How to Incorporate Accessibility into Your Website and Why?

Website accessibly

Giving everyone the ability regardless of their condition to have access and be able to navigate all aspects of your website.


How to make your website accessible and compliant with the ADA?

Did you know that 1 in 4 adults in the United States has some type of disability.

You want your website to be accessible to any user, anywhere, at anytime. Not only is it important for your website to be accessible by anyone with a disability, many organizations are legally required to have their website comply with the Americans with Disabilities Act (ADA).


How to Make your Website Accessible?


Alt-Tags

Use Alt tags to describe an image. The Alt text is read aloud by screen readers used by visually impaired users.


Caption tags within tables

Use caption tags to introduce context or title a table.


Navigation

Provide ways to help users navigate, find content, and determine where they are. Interactive and navigation elements should be easily accessible by keyboard tabbing.


Seizures and Physical Reactions

Do not design content in a way that is known to cause seizures or physical reactions.


Enough Time

Provide users enough time to read and use content.


Use Default HTML Tags

Structural, semantic HTML is the key starting point toward good accessibility practices, allowing a screen reader or any sort of assistive device to scan a web page.


Screen readers for web accessibility

Closed captions for media, video, or audio elements on your websites should have captions to accommodate users who are deaf or hard of hearing.


Use the ARIA Tag

The aria-label attribute is for interactive elements and provides the text label for an object, such as a button. When a screen reader encounters the object, the aria-label text is read.


How to test for compliance?

There are many online accessibility tools that you can use to check and validate your websites compliances to accessibility, such as Wave, Color Oracle, and Imagine Analyzer.

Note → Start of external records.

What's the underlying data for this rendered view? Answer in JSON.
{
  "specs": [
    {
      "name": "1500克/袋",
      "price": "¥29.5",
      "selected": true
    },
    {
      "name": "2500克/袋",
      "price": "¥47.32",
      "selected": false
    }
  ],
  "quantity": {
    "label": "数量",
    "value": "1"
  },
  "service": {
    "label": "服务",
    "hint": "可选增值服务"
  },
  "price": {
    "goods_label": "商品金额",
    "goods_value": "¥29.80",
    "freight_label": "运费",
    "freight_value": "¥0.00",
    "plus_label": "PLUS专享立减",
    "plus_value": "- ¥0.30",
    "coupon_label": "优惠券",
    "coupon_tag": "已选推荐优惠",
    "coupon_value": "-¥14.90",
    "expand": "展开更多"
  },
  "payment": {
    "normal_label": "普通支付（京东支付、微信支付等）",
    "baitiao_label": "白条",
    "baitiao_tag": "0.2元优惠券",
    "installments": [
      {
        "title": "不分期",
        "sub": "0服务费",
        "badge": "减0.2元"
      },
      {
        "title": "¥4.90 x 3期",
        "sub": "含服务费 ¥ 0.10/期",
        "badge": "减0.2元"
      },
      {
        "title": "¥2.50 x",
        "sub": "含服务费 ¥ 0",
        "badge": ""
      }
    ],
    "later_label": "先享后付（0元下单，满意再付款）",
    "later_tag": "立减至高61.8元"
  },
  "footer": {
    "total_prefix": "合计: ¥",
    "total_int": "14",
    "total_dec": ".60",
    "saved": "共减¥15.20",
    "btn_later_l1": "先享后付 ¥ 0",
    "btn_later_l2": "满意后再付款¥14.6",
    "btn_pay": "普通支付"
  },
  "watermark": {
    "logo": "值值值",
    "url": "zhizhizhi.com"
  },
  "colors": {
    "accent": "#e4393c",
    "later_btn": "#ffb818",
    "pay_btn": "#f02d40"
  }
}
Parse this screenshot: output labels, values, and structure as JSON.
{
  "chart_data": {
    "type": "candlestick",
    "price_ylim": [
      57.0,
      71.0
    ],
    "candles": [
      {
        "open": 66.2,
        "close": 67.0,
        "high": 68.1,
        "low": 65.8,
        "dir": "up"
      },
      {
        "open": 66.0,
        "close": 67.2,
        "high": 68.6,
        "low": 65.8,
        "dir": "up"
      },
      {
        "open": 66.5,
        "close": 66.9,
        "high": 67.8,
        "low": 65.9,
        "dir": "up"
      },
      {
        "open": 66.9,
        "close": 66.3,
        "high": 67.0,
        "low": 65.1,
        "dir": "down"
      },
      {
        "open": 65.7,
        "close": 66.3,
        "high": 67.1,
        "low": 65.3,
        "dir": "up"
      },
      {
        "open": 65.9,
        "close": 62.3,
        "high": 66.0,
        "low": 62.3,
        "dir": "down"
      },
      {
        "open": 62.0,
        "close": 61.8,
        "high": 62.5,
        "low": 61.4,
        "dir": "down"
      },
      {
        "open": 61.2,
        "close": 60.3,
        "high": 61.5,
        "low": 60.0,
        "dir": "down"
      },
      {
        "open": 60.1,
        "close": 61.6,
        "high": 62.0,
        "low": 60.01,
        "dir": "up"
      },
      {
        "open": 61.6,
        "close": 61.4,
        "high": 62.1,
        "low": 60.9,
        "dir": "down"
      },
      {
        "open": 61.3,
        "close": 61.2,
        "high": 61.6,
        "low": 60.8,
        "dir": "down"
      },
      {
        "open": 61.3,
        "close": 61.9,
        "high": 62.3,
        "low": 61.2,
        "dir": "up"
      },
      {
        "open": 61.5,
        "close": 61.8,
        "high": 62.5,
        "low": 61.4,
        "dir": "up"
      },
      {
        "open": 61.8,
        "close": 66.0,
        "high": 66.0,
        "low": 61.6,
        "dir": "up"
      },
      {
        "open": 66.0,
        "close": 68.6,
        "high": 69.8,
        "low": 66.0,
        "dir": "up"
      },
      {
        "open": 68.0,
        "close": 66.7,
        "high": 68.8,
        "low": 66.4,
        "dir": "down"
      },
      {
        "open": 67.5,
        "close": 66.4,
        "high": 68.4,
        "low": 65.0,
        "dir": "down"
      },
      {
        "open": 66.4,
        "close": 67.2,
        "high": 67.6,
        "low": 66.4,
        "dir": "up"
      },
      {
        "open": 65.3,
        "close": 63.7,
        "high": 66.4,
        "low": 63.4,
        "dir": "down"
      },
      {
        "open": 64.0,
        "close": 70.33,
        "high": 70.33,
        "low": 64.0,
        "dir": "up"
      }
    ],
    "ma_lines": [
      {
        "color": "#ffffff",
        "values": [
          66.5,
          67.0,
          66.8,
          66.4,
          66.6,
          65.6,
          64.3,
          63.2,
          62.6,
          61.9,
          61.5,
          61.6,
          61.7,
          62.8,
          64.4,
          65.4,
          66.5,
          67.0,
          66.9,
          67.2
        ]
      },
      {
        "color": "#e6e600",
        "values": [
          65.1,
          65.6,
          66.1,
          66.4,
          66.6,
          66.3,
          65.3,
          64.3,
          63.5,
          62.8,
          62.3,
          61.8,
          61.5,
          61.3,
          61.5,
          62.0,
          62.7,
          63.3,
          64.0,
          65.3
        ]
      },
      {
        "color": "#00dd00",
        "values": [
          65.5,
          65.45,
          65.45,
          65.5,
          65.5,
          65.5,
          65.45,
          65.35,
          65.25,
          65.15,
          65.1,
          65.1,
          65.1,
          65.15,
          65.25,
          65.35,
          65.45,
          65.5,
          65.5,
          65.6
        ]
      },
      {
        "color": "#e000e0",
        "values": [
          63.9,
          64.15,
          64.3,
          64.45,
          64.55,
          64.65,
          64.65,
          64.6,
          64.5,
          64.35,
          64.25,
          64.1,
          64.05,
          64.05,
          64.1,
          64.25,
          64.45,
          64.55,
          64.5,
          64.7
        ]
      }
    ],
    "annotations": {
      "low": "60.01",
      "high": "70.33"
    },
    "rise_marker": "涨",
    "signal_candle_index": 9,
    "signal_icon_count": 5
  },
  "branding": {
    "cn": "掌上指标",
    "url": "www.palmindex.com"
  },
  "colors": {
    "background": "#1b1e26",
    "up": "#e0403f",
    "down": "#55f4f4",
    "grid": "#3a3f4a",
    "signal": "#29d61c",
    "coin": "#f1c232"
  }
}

According to the Bureau of Internet Accessibility, the Web Content Accessibility Guidelines (WCAG) provides the best framework for achieving accessibility.

The WCAG breaks down Accessibility testing for:

  • 1. Visual disabilities
  • 2. Auditory disabilities
  • 3. Cognitive, learning, and neurological disabilities
  • 4. Physical disabilities
  • 5. Speech disabilities

In Summary…

Design and develop with everyone in mind. Increase your audience reach. Make better websites.